Politique

La France insoumise : Crise de succession démocratique




La guerre de succession fait rage à LFI. Autain, Ruffin, Corbière et les autres ont été écartés de la direction du mouvement au profit de Bompard. Les perdants hurlent au déni de démocratie alors que les gagnants appellent à l’union. Tout ça pour savoir qui sera le chef en 2027 ?

Rien ne va plus à La France Insoumise. Début décembre, après la nomination de la nouvelle direction du mouvement suite à la mise sur la touche d’Adrien Quatennens, les poids lourds historiques de LFI s’offusquent d’avoir été écartés de l’instance dirigeante. Clémentine Autain, Alexis Corbière, François Ruffin auraient voulu peser sur les futures orientations du mouvement. Or c’est un très proche de Jean-Luc Mélenchon, Manuel Bompard, qui dirigera la barque à la place du vieux tribun.

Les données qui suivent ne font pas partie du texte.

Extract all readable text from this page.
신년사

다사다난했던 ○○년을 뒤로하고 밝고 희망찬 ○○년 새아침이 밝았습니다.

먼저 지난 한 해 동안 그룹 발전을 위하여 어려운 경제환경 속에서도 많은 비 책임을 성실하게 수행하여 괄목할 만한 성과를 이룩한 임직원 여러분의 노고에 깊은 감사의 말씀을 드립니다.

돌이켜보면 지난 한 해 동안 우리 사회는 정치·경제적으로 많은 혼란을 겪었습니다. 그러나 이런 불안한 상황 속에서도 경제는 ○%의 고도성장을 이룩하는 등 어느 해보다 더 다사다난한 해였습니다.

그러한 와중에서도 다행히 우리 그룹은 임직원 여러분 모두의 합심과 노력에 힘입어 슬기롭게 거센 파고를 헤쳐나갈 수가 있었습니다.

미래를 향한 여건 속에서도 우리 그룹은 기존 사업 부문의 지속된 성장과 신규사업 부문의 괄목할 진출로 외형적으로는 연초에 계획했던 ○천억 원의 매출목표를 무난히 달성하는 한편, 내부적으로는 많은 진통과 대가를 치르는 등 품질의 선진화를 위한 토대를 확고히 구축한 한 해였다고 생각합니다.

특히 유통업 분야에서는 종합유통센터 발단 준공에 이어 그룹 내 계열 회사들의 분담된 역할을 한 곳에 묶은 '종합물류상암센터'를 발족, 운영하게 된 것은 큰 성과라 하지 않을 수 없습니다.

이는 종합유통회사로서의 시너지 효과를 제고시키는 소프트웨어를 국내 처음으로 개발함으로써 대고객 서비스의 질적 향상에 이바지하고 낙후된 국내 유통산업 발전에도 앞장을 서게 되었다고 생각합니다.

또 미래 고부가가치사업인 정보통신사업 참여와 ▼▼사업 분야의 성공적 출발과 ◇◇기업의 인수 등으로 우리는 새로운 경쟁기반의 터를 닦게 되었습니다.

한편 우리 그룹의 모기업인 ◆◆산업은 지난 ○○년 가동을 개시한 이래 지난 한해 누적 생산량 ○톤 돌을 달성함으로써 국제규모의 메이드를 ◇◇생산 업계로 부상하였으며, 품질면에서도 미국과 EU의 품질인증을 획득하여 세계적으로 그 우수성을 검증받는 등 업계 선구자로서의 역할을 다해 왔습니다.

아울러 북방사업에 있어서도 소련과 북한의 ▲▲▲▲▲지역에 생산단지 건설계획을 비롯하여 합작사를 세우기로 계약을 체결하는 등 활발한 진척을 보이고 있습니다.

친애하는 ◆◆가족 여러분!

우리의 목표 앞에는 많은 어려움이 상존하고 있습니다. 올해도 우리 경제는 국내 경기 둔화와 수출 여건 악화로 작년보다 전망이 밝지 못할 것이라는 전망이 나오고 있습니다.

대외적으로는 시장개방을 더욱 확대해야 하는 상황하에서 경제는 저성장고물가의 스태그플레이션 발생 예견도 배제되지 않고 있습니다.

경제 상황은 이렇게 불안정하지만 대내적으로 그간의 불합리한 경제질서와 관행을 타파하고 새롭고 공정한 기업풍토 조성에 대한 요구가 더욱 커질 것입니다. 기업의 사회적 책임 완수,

Selon les trois grognards, c’est un déni de démocratie qui se déroule sous leurs yeux. Leurs voix et leurs idées n’étant pas représentées à la direction du mouvement, alors celui-ci serait dépourvu d’organe de délibération et de représentation de la diversité d’opinion. Or la bataille ne se joue pas là.

L’autoritarisme de Mélenchon et la cooptation au sein du mouvement ne sont pas des surprises. Cela a déjà été dit et analysé. Ce qui est nouveau, c’est que des cadres souhaiteraient une plus grande parité sociale au sein du mouvement [1] et que la base locale ait plus de moyens et soit mieux écoutée. Ces voix discordantes à celle du vieux chef commencent à se faire entendre et réclament leur part du butin ainsi que le trône. Dès maintenant, se joue la question du ou de la future porte étendard de la «  gauche radicale  » voire de la Nupes pour les prochaines échéances électorales (les européennes de 2024, les municipales de 2026 et la présidentielle de 2027).

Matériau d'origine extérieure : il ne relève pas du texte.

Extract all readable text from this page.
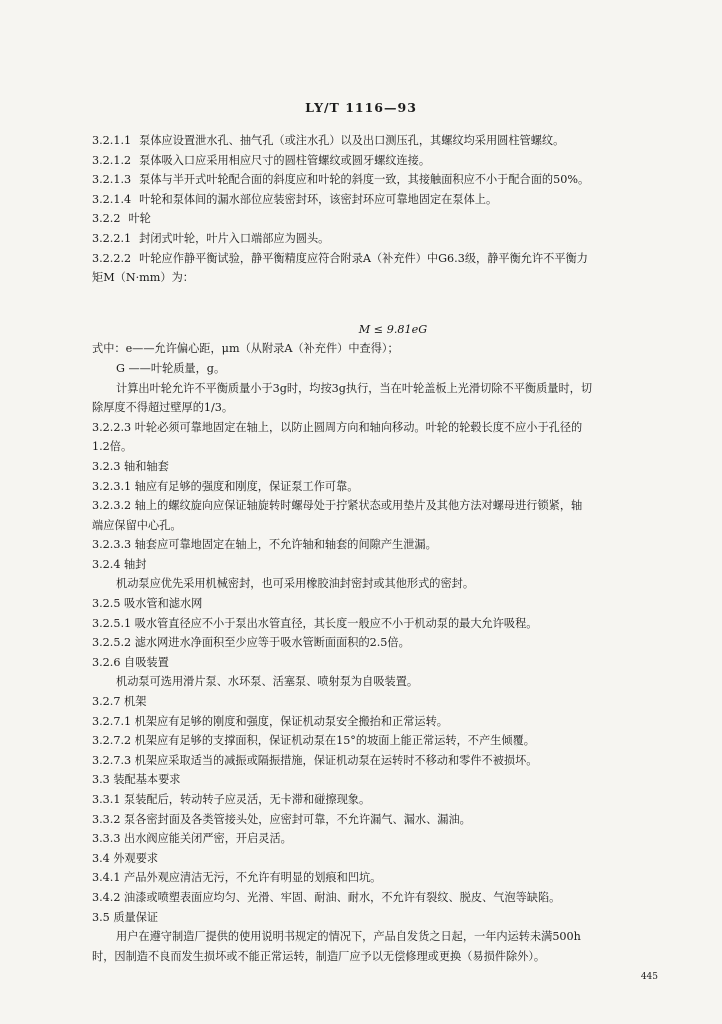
LY/T 1116—93
3.2.1.1 泵体应设置泄水孔、抽气孔（或注水孔）以及出口测压孔，其螺纹均采用圆柱管螺纹。
3.2.1.2 泵体吸入口应采用相应尺寸的圆柱管螺纹或圆牙螺纹连接。
3.2.1.3 泵体与半开式叶轮配合面的斜度应和叶轮的斜度一致，其接触面积应不小于配合面的50%。
3.2.1.4 叶轮和泵体间的漏水部位应装密封环，该密封环应可靠地固定在泵体上。
3.2.2 叶轮
3.2.2.1 封闭式叶轮，叶片入口端部应为圆头。
3.2.2.2 叶轮应作静平衡试验，静平衡精度应符合附录A（补充件）中G6.3级，静平衡允许不平衡力
矩M（N·mm）为：
M ≤ 9.81eG
式中：e——允许偏心距，μm（从附录A（补充件）中查得）；
G ——叶轮质量，g。
计算出叶轮允许不平衡质量小于3g时，均按3g执行，当在叶轮盖板上光滑切除不平衡质量时，切
除厚度不得超过壁厚的1/3。
3.2.2.3 叶轮必须可靠地固定在轴上，以防止圆周方向和轴向移动。叶轮的轮毂长度不应小于孔径的
1.2倍。
3.2.3 轴和轴套
3.2.3.1 轴应有足够的强度和刚度，保证泵工作可靠。
3.2.3.2 轴上的螺纹旋向应保证轴旋转时螺母处于拧紧状态或用垫片及其他方法对螺母进行锁紧，轴
端应保留中心孔。
3.2.3.3 轴套应可靠地固定在轴上，不允许轴和轴套的间隙产生泄漏。
3.2.4 轴封
机动泵应优先采用机械密封，也可采用橡胶油封密封或其他形式的密封。
3.2.5 吸水管和滤水网
3.2.5.1 吸水管直径应不小于泵出水管直径，其长度一般应不小于机动泵的最大允许吸程。
3.2.5.2 滤水网进水净面积至少应等于吸水管断面面积的2.5倍。
3.2.6 自吸装置
机动泵可选用滑片泵、水环泵、活塞泵、喷射泵为自吸装置。
3.2.7 机架
3.2.7.1 机架应有足够的刚度和强度，保证机动泵安全搬抬和正常运转。
3.2.7.2 机架应有足够的支撑面积，保证机动泵在15°的坡面上能正常运转，不产生倾覆。
3.2.7.3 机架应采取适当的减振或隔振措施，保证机动泵在运转时不移动和零件不被损坏。
3.3 装配基本要求
3.3.1 泵装配后，转动转子应灵活，无卡滞和碰擦现象。
3.3.2 泵各密封面及各类管接头处，应密封可靠，不允许漏气、漏水、漏油。
3.3.3 出水阀应能关闭严密，开启灵活。
3.4 外观要求
3.4.1 产品外观应清洁无污，不允许有明显的划痕和凹坑。
3.4.2 油漆或喷塑表面应均匀、光滑、牢固、耐油、耐水，不允许有裂纹、脱皮、气泡等缺陷。
3.5 质量保证
用户在遵守制造厂提供的使用说明书规定的情况下，产品自发货之日起，一年内运转未满500h
时，因制造不良而发生损坏或不能正常运转，制造厂应予以无偿修理或更换（易损件除外）。
445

Or, d’après le nouveau patron des Insoumis, Manuel Bompard, tout est clair  : « Mon rôle, c’est d’assurer ­notre unité, c’est d’assurer le travail de développement de notre mouvement et certainement pas d’arbitrer en 2022 qui sera le prochain candidat à l’élection présidentielle de 2027. » [2]

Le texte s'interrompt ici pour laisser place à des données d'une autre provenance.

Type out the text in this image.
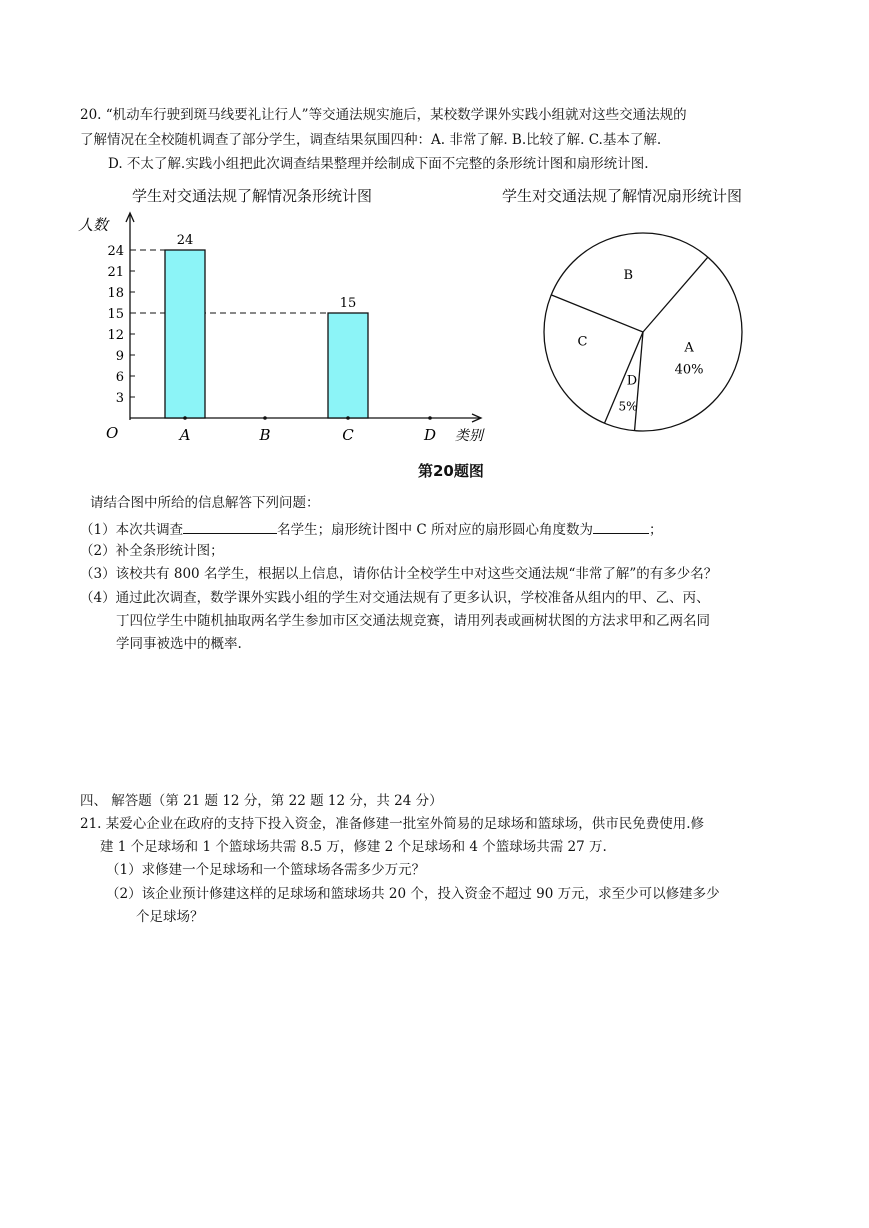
20. “机动车行驶到斑马线要礼让行人”等交通法规实施后，某校数学课外实践小组就对这些交通法规的
了解情况在全校随机调查了部分学生，调查结果氛围四种：A. 非常了解. B.比较了解. C.基本了解.
D. 不太了解.实践小组把此次调查结果整理并绘制成下面不完整的条形统计图和扇形统计图.
学生对交通法规了解情况条形统计图	学生对交通法规了解情况扇形统计图
人数
O	类别
3
6
9
12
15
18
21
24
24
A	B
15
C	D
A
40%
B
C
D
5%
第20题图
请结合图中所给的信息解答下列问题：
（1）本次共调查	名学生；扇形统计图中 C 所对应的扇形圆心角度数为	；
（2）补全条形统计图；
（3）该校共有 800 名学生，根据以上信息，请你估计全校学生中对这些交通法规“非常了解”的有多少名？
（4）通过此次调查，数学课外实践小组的学生对交通法规有了更多认识，学校准备从组内的甲、乙、丙、
丁四位学生中随机抽取两名学生参加市区交通法规竞赛，请用列表或画树状图的方法求甲和乙两名同
学同事被选中的概率.
四、 解答题（第 21 题 12 分，第 22 题 12 分，共 24 分）
21. 某爱心企业在政府的支持下投入资金，准备修建一批室外简易的足球场和篮球场，供市民免费使用.修
建 1 个足球场和 1 个篮球场共需 8.5 万，修建 2 个足球场和 4 个篮球场共需 27 万.
（1）求修建一个足球场和一个篮球场各需多少万元？
（2）该企业预计修建这样的足球场和篮球场共 20 个，投入资金不超过 90 万元，求至少可以修建多少
个足球场？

Une machine pour créer un chef

Pour lui, il est nécessaire de regarder les victoires électorales plutôt que les noms sur les ronds de serviettes, alors même que tout est fait dans l’architecture de LFI pour faire obstacle au pluralisme et à la démocratie interne [3]. La FI est constituée de groupes d’action en local qui n’ont pas d’autre mission que d’obéir aux ordres venus d’en haut sans émettre aucune forme de réflexion. La FI se veut en pointe du mouvement social, proche du peuple, des syndicats mais elle n’est pas fichue de créer des instances dirigeantes représentatives de ses militants où chacun et chacune peut exprimer sa voix. Au lieu de cela, ce sont toujours les mêmes parlementaires qui se querellent.

Autain, Corbière et Ruffin appellent à l’union des Insoumis et de toute la gauche, si possible derrière eux. Mais Mélenchon n’est peut-être pas loin en embuscade. Se pense-t-il encore prêt pour 2027, en homme rassembleur  ? Ego personnel et autoritarisme s’opposent à la démocratie directe.

Julien (UCL Beaujolais)

[1Lire aussi l’interview d’Alexis Corbière  : « J’ai un radical désaccord avec la nouvelle direction de LFI », Le Monde, 16 décembre 2022.

[2Lire aussi « LFI  : Manuel Bompard balaie les critiques de Clémentine Autain et François Ruffin sur le manque de démocratie interne », Le Monde, 12 décembre 2022.

[3Lire aussi « L’architecture de la France insoumise est conçue pour faire obstacle à la démocratie interne », Rapport de Force, 25 août 2022.